Dilihat dari sudut bahasa, fiqih berasal dari kata “faqaha” yang berarti “memahami” dan “mengerti”. Dalam peristilahan syar’I, ilmu fiqih dimaksudkan sebagai ilmu yang berbicara tentang hukum-hukum syar’I amali (praktis) yang penetapannya diupayakan melalui pemahaman yang mendalam terhadap dalil-dalilnya yang terperinci (baca: al-tafshili) dalam nash (Al-qur’an dan hadis).[2]

Fiqh menurut bahasa Arab ialah paham atau pengertian. Menurut istilah ialah ilmu untuk mengetahui hukum-hukum syara’ yang pada perbuatan anggota, diambil dari dalil-dalilnya yang tafsili (terinci).[3]

Fiqih atau fiqh (bahasa Arab:ﻓﻘﻪ) adalah salah satu bidang ilmu dalam syariat Islam yang secara khusus membahas persoalan hukum yang mengatur berbagai aspek kehidupan manusia, baik kehidupan pribadi, bermasyarakat maupun kehidupan manusia dengan Tuhannya[4]

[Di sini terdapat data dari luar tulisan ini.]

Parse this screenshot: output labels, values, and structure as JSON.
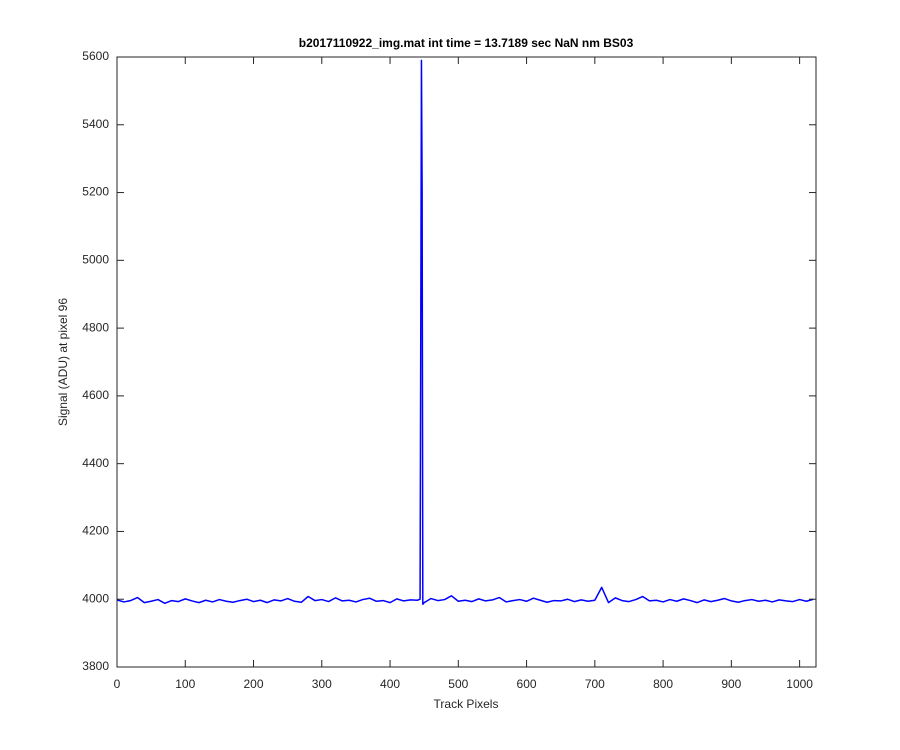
{
  "chart_data": {
    "type": "line",
    "title": "b2017110922_img.mat int time = 13.7189 sec  NaN nm BS03",
    "xlabel": "Track Pixels",
    "ylabel": "Signal (ADU) at pixel 96",
    "xlim": [
      0,
      1024
    ],
    "ylim": [
      3800,
      5600
    ],
    "xticks": [
      0,
      100,
      200,
      300,
      400,
      500,
      600,
      700,
      800,
      900,
      1000
    ],
    "yticks": [
      3800,
      4000,
      4200,
      4400,
      4600,
      4800,
      5000,
      5200,
      5400,
      5600
    ],
    "series": [
      {
        "color": "#0000ff",
        "x": [
          0,
          10,
          20,
          30,
          40,
          50,
          60,
          70,
          80,
          90,
          100,
          110,
          120,
          130,
          140,
          150,
          160,
          170,
          180,
          190,
          200,
          210,
          220,
          230,
          240,
          250,
          260,
          270,
          280,
          290,
          300,
          310,
          320,
          330,
          340,
          350,
          360,
          370,
          380,
          390,
          400,
          410,
          420,
          430,
          440,
          444,
          446,
          447,
          448,
          450,
          460,
          470,
          480,
          490,
          500,
          510,
          520,
          530,
          540,
          550,
          560,
          570,
          580,
          590,
          600,
          610,
          620,
          630,
          640,
          650,
          660,
          670,
          680,
          690,
          700,
          710,
          720,
          730,
          740,
          750,
          760,
          770,
          780,
          790,
          800,
          810,
          820,
          830,
          840,
          850,
          860,
          870,
          880,
          890,
          900,
          910,
          920,
          930,
          940,
          950,
          960,
          970,
          980,
          990,
          1000,
          1010,
          1020
        ],
        "values": [
          3998,
          3992,
          3996,
          4005,
          3990,
          3994,
          3999,
          3988,
          3996,
          3993,
          4001,
          3995,
          3990,
          3997,
          3992,
          3999,
          3994,
          3991,
          3996,
          4000,
          3993,
          3997,
          3990,
          3998,
          3995,
          4002,
          3994,
          3991,
          4008,
          3996,
          3999,
          3993,
          4004,
          3995,
          3997,
          3992,
          3999,
          4003,
          3994,
          3996,
          3990,
          4001,
          3995,
          3998,
          3997,
          4000,
          5590,
          5200,
          3985,
          3990,
          4002,
          3996,
          3999,
          4010,
          3994,
          3997,
          3993,
          4001,
          3995,
          3998,
          4005,
          3992,
          3996,
          3999,
          3994,
          4003,
          3997,
          3991,
          3996,
          3995,
          4000,
          3993,
          3998,
          3994,
          3997,
          4035,
          3990,
          4004,
          3996,
          3993,
          3999,
          4008,
          3995,
          3997,
          3992,
          3999,
          3994,
          4001,
          3996,
          3990,
          3998,
          3993,
          3997,
          4002,
          3995,
          3991,
          3996,
          3999,
          3994,
          3997,
          3992,
          3998,
          3995,
          3993,
          3999,
          3994,
          4000
        ]
      }
    ]
  }
}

Hukum syar’I yang dimaksud dalam definisi di atas adalah segala perbuatan yang diberi hukumnya itu sendiri dan diambil dari syariat yang dibawa oleh Nabi Muhammad SAW. Adapun kata ‘amali dalam definisi itu dimaksudkan sebagai penjelasan bahwa yang menjadi lapangan pengkajian ilmu ini hanya yang berkaitan dengan perbuatan (‘amaliyah) mukallaf dan tidak termasuk keyakinan atau itikad (‘aqidah) dari mukallaf itu. Sedangkan dalil-dalil terperinci (al-tafshili) maksudnya adalah dalil-dalil yang terdapat dan terpapar dalam nash dimana satu persatunya menunjuk pada satu hukum tertentu.[5]

Dalam versi lain, fiqih juga disebut sebagai koleksi (majmu’) hukum-hukum syariat yang berkaitan dengan perbuatan mukallaf dan diambil dari dalil-dalilnya yang tafshili.[6] Dengan sendirinya, ilmu fiqih dapat dikatakan sebagai ilmu yang bicara tentang hukum-hukum sebagaimana disebutkan itu.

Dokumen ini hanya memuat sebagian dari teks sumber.